Meegaan is menselijk
Het kan zelfs zo zijn dat mensen impliciet of expliciet gedwongen worden – of zich gedwongen voelen – om mee te gaan in het denken en doen van een leider die de grenzen opzoekt of overschrijdt. Zeker als er een machtsverhouding is, of als die gevoeld wordt, is het meegaan of niet tegengaan een te begrijpen reactie. Echter het effect op de medewerkers die meegaan is desastreus. Het jaagt schuldgevoel en schaamte aan, zelfs als dat niet door de persoon in kwestie meteen zo gevoeld wordt.
Die schuld en schaamte zorgen voor een gevoel van onthecht zijn, van verbroken verbinding, van teleurstelling.
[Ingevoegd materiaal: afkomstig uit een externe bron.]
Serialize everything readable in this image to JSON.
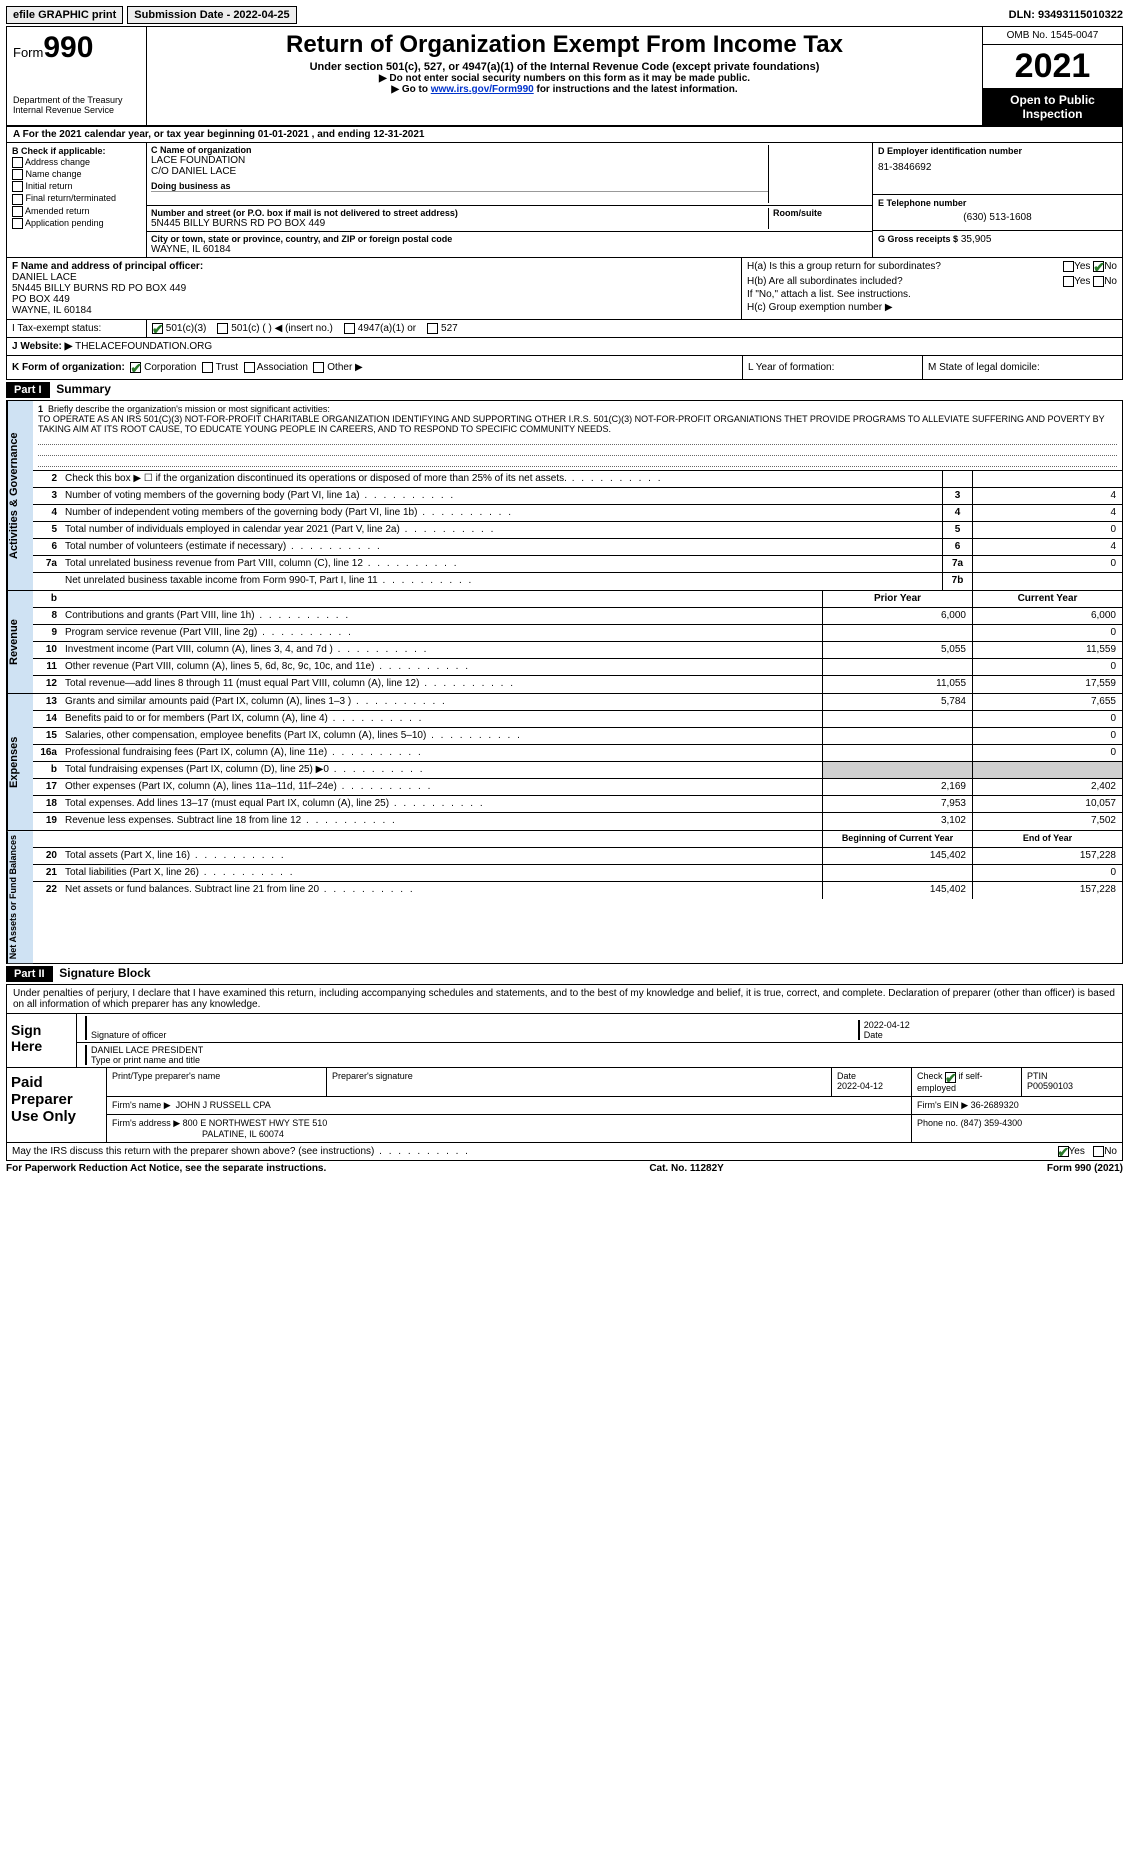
{
  "topbar": {
    "efile": "efile GRAPHIC print",
    "submission": "Submission Date - 2022-04-25",
    "dln": "DLN: 93493115010322"
  },
  "header": {
    "form_label": "Form",
    "form_num": "990",
    "dept": "Department of the Treasury\nInternal Revenue Service",
    "title": "Return of Organization Exempt From Income Tax",
    "sub1": "Under section 501(c), 527, or 4947(a)(1) of the Internal Revenue Code (except private foundations)",
    "sub2": "▶ Do not enter social security numbers on this form as it may be made public.",
    "sub3_pre": "▶ Go to ",
    "sub3_link": "www.irs.gov/Form990",
    "sub3_post": " for instructions and the latest information.",
    "omb": "OMB No. 1545-0047",
    "year": "2021",
    "open": "Open to Public Inspection"
  },
  "row_a": "A  For the 2021 calendar year, or tax year beginning 01-01-2021    , and ending 12-31-2021",
  "col_b": {
    "header": "B Check if applicable:",
    "opts": [
      "Address change",
      "Name change",
      "Initial return",
      "Final return/terminated",
      "Amended return",
      "Application pending"
    ]
  },
  "col_c": {
    "name_lbl": "C Name of organization",
    "name": "LACE FOUNDATION",
    "care": "C/O DANIEL LACE",
    "dba_lbl": "Doing business as",
    "dba": "",
    "addr_lbl": "Number and street (or P.O. box if mail is not delivered to street address)",
    "addr": "5N445 BILLY BURNS RD PO BOX 449",
    "room_lbl": "Room/suite",
    "city_lbl": "City or town, state or province, country, and ZIP or foreign postal code",
    "city": "WAYNE, IL  60184"
  },
  "col_d": {
    "ein_lbl": "D Employer identification number",
    "ein": "81-3846692",
    "phone_lbl": "E Telephone number",
    "phone": "(630) 513-1608",
    "gross_lbl": "G Gross receipts $",
    "gross": "35,905"
  },
  "col_f": {
    "lbl": "F  Name and address of principal officer:",
    "name": "DANIEL LACE",
    "addr1": "5N445 BILLY BURNS RD PO BOX 449",
    "addr2": "PO BOX 449",
    "city": "WAYNE, IL  60184"
  },
  "col_h": {
    "ha": "H(a)  Is this a group return for subordinates?",
    "hb": "H(b)  Are all subordinates included?",
    "hb_note": "If \"No,\" attach a list. See instructions.",
    "hc": "H(c)  Group exemption number ▶",
    "yes": "Yes",
    "no": "No"
  },
  "row_i": {
    "lbl": "I    Tax-exempt status:",
    "o1": "501(c)(3)",
    "o2": "501(c) (  ) ◀ (insert no.)",
    "o3": "4947(a)(1) or",
    "o4": "527"
  },
  "row_j": {
    "lbl": "J   Website: ▶",
    "val": "THELACEFOUNDATION.ORG"
  },
  "row_k": {
    "lbl": "K Form of organization:",
    "opts": [
      "Corporation",
      "Trust",
      "Association",
      "Other ▶"
    ]
  },
  "row_l": "L Year of formation:",
  "row_m": "M State of legal domicile:",
  "part1": {
    "hdr": "Part I",
    "title": "Summary"
  },
  "mission": {
    "num": "1",
    "lbl": "Briefly describe the organization's mission or most significant activities:",
    "txt": "TO OPERATE AS AN IRS 501(C)(3) NOT-FOR-PROFIT CHARITABLE ORGANIZATION IDENTIFYING AND SUPPORTING OTHER I.R.S. 501(C)(3) NOT-FOR-PROFIT ORGANIATIONS THET PROVIDE PROGRAMS TO ALLEVIATE SUFFERING AND POVERTY BY TAKING AIM AT ITS ROOT CAUSE, TO EDUCATE YOUNG PEOPLE IN CAREERS, AND TO RESPOND TO SPECIFIC COMMUNITY NEEDS."
  },
  "gov_lines": [
    {
      "n": "2",
      "t": "Check this box ▶ ☐  if the organization discontinued its operations or disposed of more than 25% of its net assets.",
      "box": "",
      "v": ""
    },
    {
      "n": "3",
      "t": "Number of voting members of the governing body (Part VI, line 1a)",
      "box": "3",
      "v": "4"
    },
    {
      "n": "4",
      "t": "Number of independent voting members of the governing body (Part VI, line 1b)",
      "box": "4",
      "v": "4"
    },
    {
      "n": "5",
      "t": "Total number of individuals employed in calendar year 2021 (Part V, line 2a)",
      "box": "5",
      "v": "0"
    },
    {
      "n": "6",
      "t": "Total number of volunteers (estimate if necessary)",
      "box": "6",
      "v": "4"
    },
    {
      "n": "7a",
      "t": "Total unrelated business revenue from Part VIII, column (C), line 12",
      "box": "7a",
      "v": "0"
    },
    {
      "n": "",
      "t": "Net unrelated business taxable income from Form 990-T, Part I, line 11",
      "box": "7b",
      "v": ""
    }
  ],
  "rev_hdr": {
    "b": "b",
    "prior": "Prior Year",
    "current": "Current Year"
  },
  "rev_lines": [
    {
      "n": "8",
      "t": "Contributions and grants (Part VIII, line 1h)",
      "p": "6,000",
      "c": "6,000"
    },
    {
      "n": "9",
      "t": "Program service revenue (Part VIII, line 2g)",
      "p": "",
      "c": "0"
    },
    {
      "n": "10",
      "t": "Investment income (Part VIII, column (A), lines 3, 4, and 7d )",
      "p": "5,055",
      "c": "11,559"
    },
    {
      "n": "11",
      "t": "Other revenue (Part VIII, column (A), lines 5, 6d, 8c, 9c, 10c, and 11e)",
      "p": "",
      "c": "0"
    },
    {
      "n": "12",
      "t": "Total revenue—add lines 8 through 11 (must equal Part VIII, column (A), line 12)",
      "p": "11,055",
      "c": "17,559"
    }
  ],
  "exp_lines": [
    {
      "n": "13",
      "t": "Grants and similar amounts paid (Part IX, column (A), lines 1–3 )",
      "p": "5,784",
      "c": "7,655"
    },
    {
      "n": "14",
      "t": "Benefits paid to or for members (Part IX, column (A), line 4)",
      "p": "",
      "c": "0"
    },
    {
      "n": "15",
      "t": "Salaries, other compensation, employee benefits (Part IX, column (A), lines 5–10)",
      "p": "",
      "c": "0"
    },
    {
      "n": "16a",
      "t": "Professional fundraising fees (Part IX, column (A), line 11e)",
      "p": "",
      "c": "0"
    },
    {
      "n": "b",
      "t": "Total fundraising expenses (Part IX, column (D), line 25) ▶0",
      "p": "grey",
      "c": "grey"
    },
    {
      "n": "17",
      "t": "Other expenses (Part IX, column (A), lines 11a–11d, 11f–24e)",
      "p": "2,169",
      "c": "2,402"
    },
    {
      "n": "18",
      "t": "Total expenses. Add lines 13–17 (must equal Part IX, column (A), line 25)",
      "p": "7,953",
      "c": "10,057"
    },
    {
      "n": "19",
      "t": "Revenue less expenses. Subtract line 18 from line 12",
      "p": "3,102",
      "c": "7,502"
    }
  ],
  "na_hdr": {
    "prior": "Beginning of Current Year",
    "current": "End of Year"
  },
  "na_lines": [
    {
      "n": "20",
      "t": "Total assets (Part X, line 16)",
      "p": "145,402",
      "c": "157,228"
    },
    {
      "n": "21",
      "t": "Total liabilities (Part X, line 26)",
      "p": "",
      "c": "0"
    },
    {
      "n": "22",
      "t": "Net assets or fund balances. Subtract line 21 from line 20",
      "p": "145,402",
      "c": "157,228"
    }
  ],
  "part2": {
    "hdr": "Part II",
    "title": "Signature Block"
  },
  "sig": {
    "intro": "Under penalties of perjury, I declare that I have examined this return, including accompanying schedules and statements, and to the best of my knowledge and belief, it is true, correct, and complete. Declaration of preparer (other than officer) is based on all information of which preparer has any knowledge.",
    "sign_here": "Sign Here",
    "sig_officer_lbl": "Signature of officer",
    "date_lbl": "Date",
    "date": "2022-04-12",
    "name": "DANIEL LACE  PRESIDENT",
    "name_lbl": "Type or print name and title"
  },
  "prep": {
    "lbl": "Paid Preparer Use Only",
    "pname_lbl": "Print/Type preparer's name",
    "psig_lbl": "Preparer's signature",
    "pdate_lbl": "Date",
    "pdate": "2022-04-12",
    "pcheck": "Check ☑ if self-employed",
    "ptin_lbl": "PTIN",
    "ptin": "P00590103",
    "firm_lbl": "Firm's name   ▶",
    "firm": "JOHN J RUSSELL CPA",
    "fein_lbl": "Firm's EIN ▶",
    "fein": "36-2689320",
    "faddr_lbl": "Firm's address ▶",
    "faddr": "800 E NORTHWEST HWY STE 510",
    "fcity": "PALATINE, IL  60074",
    "fphone_lbl": "Phone no.",
    "fphone": "(847) 359-4300"
  },
  "footer": {
    "q": "May the IRS discuss this return with the preparer shown above? (see instructions)",
    "yes": "Yes",
    "no": "No",
    "pra": "For Paperwork Reduction Act Notice, see the separate instructions.",
    "cat": "Cat. No. 11282Y",
    "form": "Form 990 (2021)"
  },
  "side": {
    "gov": "Activities & Governance",
    "rev": "Revenue",
    "exp": "Expenses",
    "na": "Net Assets or Fund Balances"
  }
}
Bij veelvuldig of langdurig meebewegen of gedwongen accepteren van het gedrag of de ontstane situatie, zal een gevoel van zinloosheid zich meester maken van de betrokken medewerkers. Aan de gevolgen daarvan kleven hoge kosten en verstrekkende gevolgen: mensen ‘checken uit’ en gaan onder hun niveau presteren, haken af en vertrekken of vallen uit met burn-out of andere (psychische of somatische) klachten. Dit zijn effecten die zich wellicht niet meteen maar zeker op langere termijn laten zien.
Directe kosten
Korte termijneffecten zijn er echter ook! Ze treden meteen op en hebben meteen grote impact op de organisatie: het ontstaan van een informeel circuit, geroddel, gebrek aan transparantie, meer (emotioneel) gedoe en weerstand. Medewerkers die tegen elkaar zeggen ‘oh, werkt dat zo hier’ en die vervolgens wel tegen elkaar over de leider maar niet meer met de leider praten. En die in het ergste geval zelf de kantjes er af gaan lopen of ook onethisch gedrag gaan vertonen, frauderen of zelfs diefstal plegen.
Ontegenzeglijk lijden hier ook de relaties met klanten, leveranciers en andere stakeholders ook onder. Het beïnvloedt in meerdere of mindere mate de performance en dus het resultaat van de gehele organisatie.
Onethisch gedrag
De nadruk ligt de laatste tijd in de media vooral op seksueel grensoverschrijdend gedrag en op bijvoorbeeld fraude met mondkapjes. Maar het terrein is veel breder. En het is belangrijk het er over te hebben, niet alleen maar vanuit het oordeel, maar vooral ook vanuit nieuwsgierigheid. Ethiek is onderdeel van de organisatiecultuur en dus ‘van iedereen’ die met de organisatie te maken heeft. En het is belangrijk dat de leider hierin voorgaat.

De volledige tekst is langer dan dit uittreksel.